Il provvedimento col quale la Corte di appello di Lecce ha sostituito gli arresti domiciliari con la custodia in carcere fa espresso riferimento a più violazioni delle prescrizioni imposte con la misura. In quel provvedimento (riportato a pag. 1 dell’ordinanza impugnata) si legge infatti: «l’imputato, già in un recente passato, è stato colto nell’atto di intrattenersi all’esterno dell’abitazione con quattro soggett non conviventi e non autorizzati (vedi episodio del 3 agosto 2023)». Dall’ordinanza impugnata emerge che il 3 agosto 2023 gli operanti non si limitarono a constatare che nel giardino comune alla casa di COGNOME e a quella del padre c’erano quattro persone estranee al nucleo familiare e riferirono che COGNOME stava conversando con loro. Il dato non è controverso, sicché non rileva se quelle persone fossero entrate nel giardino per parlare col padre di COGNOME, ma rileva che, una volta entrate, si
siano trattenute a parlare con l’odierno ricorrente cui era stato vietato di comunicare con persone diverse dai conviventi.
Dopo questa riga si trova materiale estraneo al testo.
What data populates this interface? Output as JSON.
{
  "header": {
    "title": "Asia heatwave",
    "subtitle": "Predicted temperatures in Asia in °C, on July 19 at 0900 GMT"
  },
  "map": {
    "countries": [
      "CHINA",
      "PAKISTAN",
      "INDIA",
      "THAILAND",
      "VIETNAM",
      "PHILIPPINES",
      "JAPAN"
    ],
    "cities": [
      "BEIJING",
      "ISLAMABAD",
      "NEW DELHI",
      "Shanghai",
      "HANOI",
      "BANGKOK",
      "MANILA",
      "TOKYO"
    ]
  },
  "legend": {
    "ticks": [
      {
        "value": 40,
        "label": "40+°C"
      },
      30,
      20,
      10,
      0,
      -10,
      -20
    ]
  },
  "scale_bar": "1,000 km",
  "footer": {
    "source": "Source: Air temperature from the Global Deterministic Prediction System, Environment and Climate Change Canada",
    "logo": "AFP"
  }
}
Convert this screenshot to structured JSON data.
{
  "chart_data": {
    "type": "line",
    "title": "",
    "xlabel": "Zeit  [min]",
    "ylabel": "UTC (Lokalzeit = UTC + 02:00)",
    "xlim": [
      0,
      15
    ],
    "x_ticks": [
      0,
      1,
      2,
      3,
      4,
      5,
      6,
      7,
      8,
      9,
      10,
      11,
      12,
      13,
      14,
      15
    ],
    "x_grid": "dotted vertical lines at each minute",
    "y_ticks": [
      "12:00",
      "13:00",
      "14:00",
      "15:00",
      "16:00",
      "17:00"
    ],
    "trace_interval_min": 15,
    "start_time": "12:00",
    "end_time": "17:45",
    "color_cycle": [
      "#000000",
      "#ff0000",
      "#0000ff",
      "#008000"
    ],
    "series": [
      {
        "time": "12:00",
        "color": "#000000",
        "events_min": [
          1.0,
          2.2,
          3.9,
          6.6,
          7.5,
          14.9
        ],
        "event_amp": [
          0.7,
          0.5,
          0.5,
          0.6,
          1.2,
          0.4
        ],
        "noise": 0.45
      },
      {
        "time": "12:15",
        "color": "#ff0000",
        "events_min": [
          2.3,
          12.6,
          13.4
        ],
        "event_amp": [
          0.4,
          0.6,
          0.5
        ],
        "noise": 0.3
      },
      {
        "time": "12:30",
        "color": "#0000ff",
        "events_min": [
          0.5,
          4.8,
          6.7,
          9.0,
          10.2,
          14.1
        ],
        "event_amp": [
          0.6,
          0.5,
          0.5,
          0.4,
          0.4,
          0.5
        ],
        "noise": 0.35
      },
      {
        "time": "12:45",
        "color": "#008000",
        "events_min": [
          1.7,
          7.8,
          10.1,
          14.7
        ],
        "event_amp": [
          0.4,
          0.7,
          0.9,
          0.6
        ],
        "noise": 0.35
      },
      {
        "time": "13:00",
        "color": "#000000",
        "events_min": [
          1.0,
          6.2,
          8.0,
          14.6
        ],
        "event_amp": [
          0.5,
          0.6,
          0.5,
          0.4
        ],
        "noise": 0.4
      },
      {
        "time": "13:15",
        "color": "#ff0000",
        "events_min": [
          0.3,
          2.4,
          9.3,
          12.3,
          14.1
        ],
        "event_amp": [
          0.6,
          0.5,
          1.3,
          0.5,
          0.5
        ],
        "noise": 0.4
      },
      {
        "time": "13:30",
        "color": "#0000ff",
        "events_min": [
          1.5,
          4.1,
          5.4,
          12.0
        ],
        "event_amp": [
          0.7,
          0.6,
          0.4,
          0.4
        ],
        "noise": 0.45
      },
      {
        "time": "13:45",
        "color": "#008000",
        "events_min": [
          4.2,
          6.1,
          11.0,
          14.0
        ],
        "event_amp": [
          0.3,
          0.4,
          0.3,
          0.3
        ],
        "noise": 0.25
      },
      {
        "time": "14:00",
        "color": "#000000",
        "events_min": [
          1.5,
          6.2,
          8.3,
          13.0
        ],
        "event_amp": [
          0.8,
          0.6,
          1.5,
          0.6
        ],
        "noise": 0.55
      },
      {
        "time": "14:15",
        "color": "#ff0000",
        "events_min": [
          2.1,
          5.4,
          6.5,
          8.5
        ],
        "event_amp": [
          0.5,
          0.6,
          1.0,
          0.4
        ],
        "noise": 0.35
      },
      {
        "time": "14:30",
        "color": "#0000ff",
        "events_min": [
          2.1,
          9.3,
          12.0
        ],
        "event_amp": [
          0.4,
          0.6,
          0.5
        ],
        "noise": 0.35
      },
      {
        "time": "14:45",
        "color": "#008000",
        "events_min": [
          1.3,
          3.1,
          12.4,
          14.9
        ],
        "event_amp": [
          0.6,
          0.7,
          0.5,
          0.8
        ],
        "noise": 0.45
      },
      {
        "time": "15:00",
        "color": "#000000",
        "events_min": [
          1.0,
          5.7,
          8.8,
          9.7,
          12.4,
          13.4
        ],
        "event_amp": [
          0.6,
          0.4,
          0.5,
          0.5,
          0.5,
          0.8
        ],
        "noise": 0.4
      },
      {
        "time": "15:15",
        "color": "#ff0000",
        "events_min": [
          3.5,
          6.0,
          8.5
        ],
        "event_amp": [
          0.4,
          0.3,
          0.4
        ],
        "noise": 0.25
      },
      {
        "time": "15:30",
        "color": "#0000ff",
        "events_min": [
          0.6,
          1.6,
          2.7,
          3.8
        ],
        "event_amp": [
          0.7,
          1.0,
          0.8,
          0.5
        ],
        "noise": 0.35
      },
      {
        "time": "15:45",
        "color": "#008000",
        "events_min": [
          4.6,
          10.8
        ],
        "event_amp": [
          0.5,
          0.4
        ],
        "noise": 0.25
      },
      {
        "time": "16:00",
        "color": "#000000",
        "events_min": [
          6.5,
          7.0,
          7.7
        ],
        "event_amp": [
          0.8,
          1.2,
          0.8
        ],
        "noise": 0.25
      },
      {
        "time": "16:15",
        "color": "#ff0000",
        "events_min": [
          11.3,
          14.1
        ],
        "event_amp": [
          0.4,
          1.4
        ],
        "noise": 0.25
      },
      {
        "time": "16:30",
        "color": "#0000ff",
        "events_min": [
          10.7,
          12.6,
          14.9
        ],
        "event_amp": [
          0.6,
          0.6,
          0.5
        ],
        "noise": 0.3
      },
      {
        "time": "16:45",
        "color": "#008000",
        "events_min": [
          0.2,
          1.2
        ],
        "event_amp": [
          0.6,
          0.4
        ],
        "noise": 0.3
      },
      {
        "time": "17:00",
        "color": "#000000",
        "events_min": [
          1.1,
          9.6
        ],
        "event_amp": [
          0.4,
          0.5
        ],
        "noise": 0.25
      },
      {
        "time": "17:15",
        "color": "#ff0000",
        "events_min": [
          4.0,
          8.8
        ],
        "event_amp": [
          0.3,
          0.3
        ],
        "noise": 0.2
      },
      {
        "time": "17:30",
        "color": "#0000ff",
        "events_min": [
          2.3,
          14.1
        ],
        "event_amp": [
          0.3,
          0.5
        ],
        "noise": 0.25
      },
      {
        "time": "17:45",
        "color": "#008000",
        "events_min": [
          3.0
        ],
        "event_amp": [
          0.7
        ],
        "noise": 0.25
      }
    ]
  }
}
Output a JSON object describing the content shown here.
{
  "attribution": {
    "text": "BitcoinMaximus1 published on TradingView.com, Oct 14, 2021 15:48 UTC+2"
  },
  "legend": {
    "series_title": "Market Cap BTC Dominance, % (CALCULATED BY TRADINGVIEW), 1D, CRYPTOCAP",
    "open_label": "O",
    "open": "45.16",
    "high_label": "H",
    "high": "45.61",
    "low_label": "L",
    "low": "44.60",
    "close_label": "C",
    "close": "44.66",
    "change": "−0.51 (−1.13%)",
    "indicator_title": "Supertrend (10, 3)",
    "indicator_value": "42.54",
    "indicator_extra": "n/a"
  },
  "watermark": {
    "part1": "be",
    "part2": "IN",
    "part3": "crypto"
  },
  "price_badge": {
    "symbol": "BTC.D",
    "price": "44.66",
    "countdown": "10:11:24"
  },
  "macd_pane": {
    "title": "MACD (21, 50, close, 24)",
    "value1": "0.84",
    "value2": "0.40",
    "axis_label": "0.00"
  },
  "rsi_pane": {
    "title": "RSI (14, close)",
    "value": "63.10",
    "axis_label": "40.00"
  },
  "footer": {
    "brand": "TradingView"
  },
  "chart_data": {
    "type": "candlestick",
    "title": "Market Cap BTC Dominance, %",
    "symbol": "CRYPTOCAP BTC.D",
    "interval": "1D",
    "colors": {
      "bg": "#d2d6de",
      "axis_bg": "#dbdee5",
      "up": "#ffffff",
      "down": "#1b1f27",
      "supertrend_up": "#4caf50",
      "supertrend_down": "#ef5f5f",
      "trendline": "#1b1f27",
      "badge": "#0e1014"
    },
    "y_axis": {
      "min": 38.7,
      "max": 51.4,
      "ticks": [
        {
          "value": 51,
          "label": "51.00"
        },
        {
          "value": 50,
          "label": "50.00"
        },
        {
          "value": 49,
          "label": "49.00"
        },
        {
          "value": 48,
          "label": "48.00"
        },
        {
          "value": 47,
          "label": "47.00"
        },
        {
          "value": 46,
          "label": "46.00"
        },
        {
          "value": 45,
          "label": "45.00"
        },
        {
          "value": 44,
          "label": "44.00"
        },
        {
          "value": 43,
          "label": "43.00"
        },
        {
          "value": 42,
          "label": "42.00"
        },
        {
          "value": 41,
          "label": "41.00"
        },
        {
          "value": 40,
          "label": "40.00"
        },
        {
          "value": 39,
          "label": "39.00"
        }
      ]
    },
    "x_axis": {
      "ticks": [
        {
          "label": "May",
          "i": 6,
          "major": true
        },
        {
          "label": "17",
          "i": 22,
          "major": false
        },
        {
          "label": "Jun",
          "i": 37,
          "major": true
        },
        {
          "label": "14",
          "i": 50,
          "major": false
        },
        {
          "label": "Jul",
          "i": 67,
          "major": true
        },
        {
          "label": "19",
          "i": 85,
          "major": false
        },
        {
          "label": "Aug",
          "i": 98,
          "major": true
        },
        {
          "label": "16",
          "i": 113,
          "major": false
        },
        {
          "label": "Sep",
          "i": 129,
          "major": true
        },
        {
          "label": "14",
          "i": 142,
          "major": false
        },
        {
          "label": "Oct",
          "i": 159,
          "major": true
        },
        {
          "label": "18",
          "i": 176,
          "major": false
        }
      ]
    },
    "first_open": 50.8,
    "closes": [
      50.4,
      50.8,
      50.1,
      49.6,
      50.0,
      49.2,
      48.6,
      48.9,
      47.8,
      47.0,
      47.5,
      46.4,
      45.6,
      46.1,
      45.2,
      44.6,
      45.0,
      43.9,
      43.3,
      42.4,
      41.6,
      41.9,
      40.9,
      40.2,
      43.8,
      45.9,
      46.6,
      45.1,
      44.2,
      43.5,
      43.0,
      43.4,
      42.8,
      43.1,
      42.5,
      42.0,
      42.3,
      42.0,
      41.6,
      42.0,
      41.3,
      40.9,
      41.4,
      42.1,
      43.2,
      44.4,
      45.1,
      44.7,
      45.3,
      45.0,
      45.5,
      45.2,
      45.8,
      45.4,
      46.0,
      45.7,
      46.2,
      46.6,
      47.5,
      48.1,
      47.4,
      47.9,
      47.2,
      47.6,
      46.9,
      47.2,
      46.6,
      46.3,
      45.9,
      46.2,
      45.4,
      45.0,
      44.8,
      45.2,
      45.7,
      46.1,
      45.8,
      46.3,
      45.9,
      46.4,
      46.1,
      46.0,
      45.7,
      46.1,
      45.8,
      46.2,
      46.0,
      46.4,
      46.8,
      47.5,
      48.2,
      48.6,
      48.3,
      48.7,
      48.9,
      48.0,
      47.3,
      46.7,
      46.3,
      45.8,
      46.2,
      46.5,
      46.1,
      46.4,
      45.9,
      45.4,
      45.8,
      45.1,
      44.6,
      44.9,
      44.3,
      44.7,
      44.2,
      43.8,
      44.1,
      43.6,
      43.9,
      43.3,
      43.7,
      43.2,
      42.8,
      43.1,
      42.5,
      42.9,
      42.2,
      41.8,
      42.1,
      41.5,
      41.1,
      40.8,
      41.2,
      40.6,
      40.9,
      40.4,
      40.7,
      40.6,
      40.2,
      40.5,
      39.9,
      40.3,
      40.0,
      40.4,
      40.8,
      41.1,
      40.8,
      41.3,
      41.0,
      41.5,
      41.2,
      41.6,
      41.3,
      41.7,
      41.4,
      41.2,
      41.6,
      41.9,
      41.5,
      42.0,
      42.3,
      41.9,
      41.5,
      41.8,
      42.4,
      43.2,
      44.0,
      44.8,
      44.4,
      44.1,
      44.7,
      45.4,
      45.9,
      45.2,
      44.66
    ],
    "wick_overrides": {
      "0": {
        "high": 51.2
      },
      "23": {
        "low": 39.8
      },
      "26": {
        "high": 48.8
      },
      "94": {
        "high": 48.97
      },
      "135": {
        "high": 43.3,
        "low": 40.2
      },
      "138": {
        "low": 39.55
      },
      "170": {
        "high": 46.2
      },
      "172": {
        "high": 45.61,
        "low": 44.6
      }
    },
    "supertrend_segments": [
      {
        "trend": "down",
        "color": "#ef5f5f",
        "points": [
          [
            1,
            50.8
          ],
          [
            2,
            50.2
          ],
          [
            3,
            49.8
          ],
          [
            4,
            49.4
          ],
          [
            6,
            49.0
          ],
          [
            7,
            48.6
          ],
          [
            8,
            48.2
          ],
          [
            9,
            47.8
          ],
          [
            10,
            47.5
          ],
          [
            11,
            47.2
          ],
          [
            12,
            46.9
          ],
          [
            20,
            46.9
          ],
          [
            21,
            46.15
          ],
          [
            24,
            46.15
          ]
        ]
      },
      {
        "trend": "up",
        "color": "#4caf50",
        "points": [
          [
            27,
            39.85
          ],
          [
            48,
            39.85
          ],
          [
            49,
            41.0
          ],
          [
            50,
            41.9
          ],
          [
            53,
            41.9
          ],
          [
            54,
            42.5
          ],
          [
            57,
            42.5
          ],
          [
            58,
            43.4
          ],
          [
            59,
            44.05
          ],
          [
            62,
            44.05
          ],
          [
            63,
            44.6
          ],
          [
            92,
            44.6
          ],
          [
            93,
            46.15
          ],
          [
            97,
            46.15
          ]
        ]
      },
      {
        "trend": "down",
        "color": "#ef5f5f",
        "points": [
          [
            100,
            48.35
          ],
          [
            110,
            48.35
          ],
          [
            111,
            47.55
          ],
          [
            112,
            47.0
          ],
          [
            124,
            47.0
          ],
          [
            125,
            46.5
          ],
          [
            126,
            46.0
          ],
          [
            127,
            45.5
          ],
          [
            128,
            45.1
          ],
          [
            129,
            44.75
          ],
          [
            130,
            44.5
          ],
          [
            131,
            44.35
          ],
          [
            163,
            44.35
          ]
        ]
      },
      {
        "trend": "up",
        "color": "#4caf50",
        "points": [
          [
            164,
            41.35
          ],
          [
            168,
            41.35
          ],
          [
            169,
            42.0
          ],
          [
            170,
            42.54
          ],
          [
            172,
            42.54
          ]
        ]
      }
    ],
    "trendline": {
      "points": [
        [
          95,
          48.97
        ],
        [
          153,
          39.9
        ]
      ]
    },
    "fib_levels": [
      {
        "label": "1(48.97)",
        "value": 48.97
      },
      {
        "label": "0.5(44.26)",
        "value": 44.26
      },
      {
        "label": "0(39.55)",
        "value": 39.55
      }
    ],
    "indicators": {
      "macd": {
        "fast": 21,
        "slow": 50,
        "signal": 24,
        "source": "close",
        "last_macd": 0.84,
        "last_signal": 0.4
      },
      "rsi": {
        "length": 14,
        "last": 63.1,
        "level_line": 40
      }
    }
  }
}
Il Tribunale ha sottolineato, inoltre, che le persone con le quali COGNOME stava conversando in quella occasione, sono tutte gravate da precedenti e una di loro (NOME COGNOME) è già stata condannata per violazioni della legge in materia di stupefacenti. Ha ricordato, infine, che NOME COGNOME versa nella medesima condizione soggettiva.
La motivazione è completa e scevra da profili di contraddittorietà o manifesta illogicità. Ed invero, non è contraddittorio né illogico aver attribuito rilievo a reiterazione in un breve arco di tempo di due trasgressioni alle prescrizioni imposte considerandola significativa di un aggravamento delle esigenze cautelari perché dimostrativa di una mancanza di «autodisciplina». In altri termini: la necessità di aggravare la misura è stata valutata nella prospettiva della adeguatezza della misura domiciliare a prevenire il pericolo di reiterazione di reati della stessa specie di quello per cui si procede e COGNOME è imputato per continuate violazioni dell’art. 73, comma 1, d.P.R. n. 309/90, sicché non è illogico aver ritenuto indispensabile a fini cautelari la puntuale osservanza di prescrizioni che impediscono contatti con terzi, specie se pregiudicati.
Al rigetto del ricorso consegue la condanna del ricorrente al pagamento delle spese processuali.
P.Q.M.
Rigetta il ricorso e condanna il ricorrente al pagamento delle spese processuali. Manda alla cancelleria per gli adempimenti di cui all’art. 94, comma 1 ter, disp. att. cod. proc. pen.